Figure 4: PTP failure in Drawer Search; inability to disambiguate task progress after failed grasps or checking empty drawers.
Qualitative filmstrips further confirm that BPP's keyframe-based memory sustains progress in long-horizon, non-Markovian environments (Figure 5, Figure 6).
Figure 5: Drawer Search evaluation behaviors; BPP demonstrates systematic exploration and avoids repetitive failures.
Figure 6: Mug Replacement evaluation behaviors; BPP accurately completes multi-stage swaps, outperforming naive history-conditioning.
In simulation, BPP not only surpasses all non-oracle policies but, in some cases, exceeds performance achieved with ground-truth state access (Figure 7), likely due to better learning representations.
Figure 7: Simulation results; BPP outperforms non-oracle and even oracle methods, showing superior learning from keyframe-conditioned histories.
Ablations and Robustness
Data efficiency ablations show BPP achieves high success rates with modest demonstration counts, whereas naive history conditioning requires extensive data to converge, underscoring the importance of input space compression. VLM errors (false positives, latency) impose only modest performance drops; the system is robust to imperfect detection, though systematic failures can impact outcomes.

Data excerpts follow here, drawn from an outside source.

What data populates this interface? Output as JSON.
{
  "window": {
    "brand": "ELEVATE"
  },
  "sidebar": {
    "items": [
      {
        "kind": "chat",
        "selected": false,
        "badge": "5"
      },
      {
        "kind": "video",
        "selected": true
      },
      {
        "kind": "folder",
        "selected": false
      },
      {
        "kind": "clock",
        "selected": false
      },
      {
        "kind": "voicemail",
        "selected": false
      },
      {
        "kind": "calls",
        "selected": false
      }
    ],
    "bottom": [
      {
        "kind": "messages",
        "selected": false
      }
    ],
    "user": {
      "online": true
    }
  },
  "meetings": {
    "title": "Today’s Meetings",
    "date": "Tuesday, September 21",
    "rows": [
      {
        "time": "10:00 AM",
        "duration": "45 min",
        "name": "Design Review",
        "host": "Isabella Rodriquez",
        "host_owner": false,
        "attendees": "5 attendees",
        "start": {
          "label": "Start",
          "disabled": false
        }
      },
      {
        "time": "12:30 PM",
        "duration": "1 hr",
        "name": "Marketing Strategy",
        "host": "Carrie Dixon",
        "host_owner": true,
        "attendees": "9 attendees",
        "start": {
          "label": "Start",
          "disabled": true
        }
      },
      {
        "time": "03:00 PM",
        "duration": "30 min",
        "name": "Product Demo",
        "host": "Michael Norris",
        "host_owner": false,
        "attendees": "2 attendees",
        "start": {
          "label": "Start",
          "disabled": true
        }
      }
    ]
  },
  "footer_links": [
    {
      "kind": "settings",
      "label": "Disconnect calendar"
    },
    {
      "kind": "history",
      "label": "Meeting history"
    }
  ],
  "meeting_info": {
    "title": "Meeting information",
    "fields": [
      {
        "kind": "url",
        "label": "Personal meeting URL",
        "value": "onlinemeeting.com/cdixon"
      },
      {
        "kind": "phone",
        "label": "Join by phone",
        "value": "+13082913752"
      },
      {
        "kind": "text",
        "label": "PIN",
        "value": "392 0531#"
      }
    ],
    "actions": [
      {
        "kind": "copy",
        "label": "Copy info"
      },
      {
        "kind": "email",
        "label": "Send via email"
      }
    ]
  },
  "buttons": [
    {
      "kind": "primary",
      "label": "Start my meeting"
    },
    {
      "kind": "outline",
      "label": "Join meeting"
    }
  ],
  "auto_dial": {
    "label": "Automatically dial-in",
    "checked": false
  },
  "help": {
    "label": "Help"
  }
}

Implications, Limitations, and Future Directions
BPP introduces a paradigm shift in history-conditioned imitation learning by emphasizing input space representation over loss or architecture engineering. Its method—semantic event abstraction and VLM-driven filtering—enables scalability to tasks with longer horizons and increased behavioral diversity, even under limited demonstration coverage.
Practically, BPP enables progress tracking in sequential tasks, systematic retry after failures, and avoidance of overfitting to incidental observation sequences. Theoretically, the approach motivates future research on event-based robot policy abstractions, automatic keyframe detection via LLMs, and adaptation to in-context learning from failure or environmental shifts.
Operational limitations include VLM inference latency and dependence on accurate event detection. Mitigation via low-latency distillation and event-segment generalization are promising extensions. Automatic keyframe labeling, potentially using LLM-generated definitions and prompts, would further reduce domain specification burden and support broad generalization.
Conclusion
BPP addresses the primary challenge of history-conditioned imitation learning—coverage over observation histories—by conditioning on behaviorally salient keyframes detected with VLMs. This representation shift enables robust generalization, efficient data utilization, and state-of-the-art performance on real-world and simulation benchmarks. The implications extend toward scalable, event-based robot learning systems, resilient to demonstration diversity and real-world deployment shifts (2602.15010).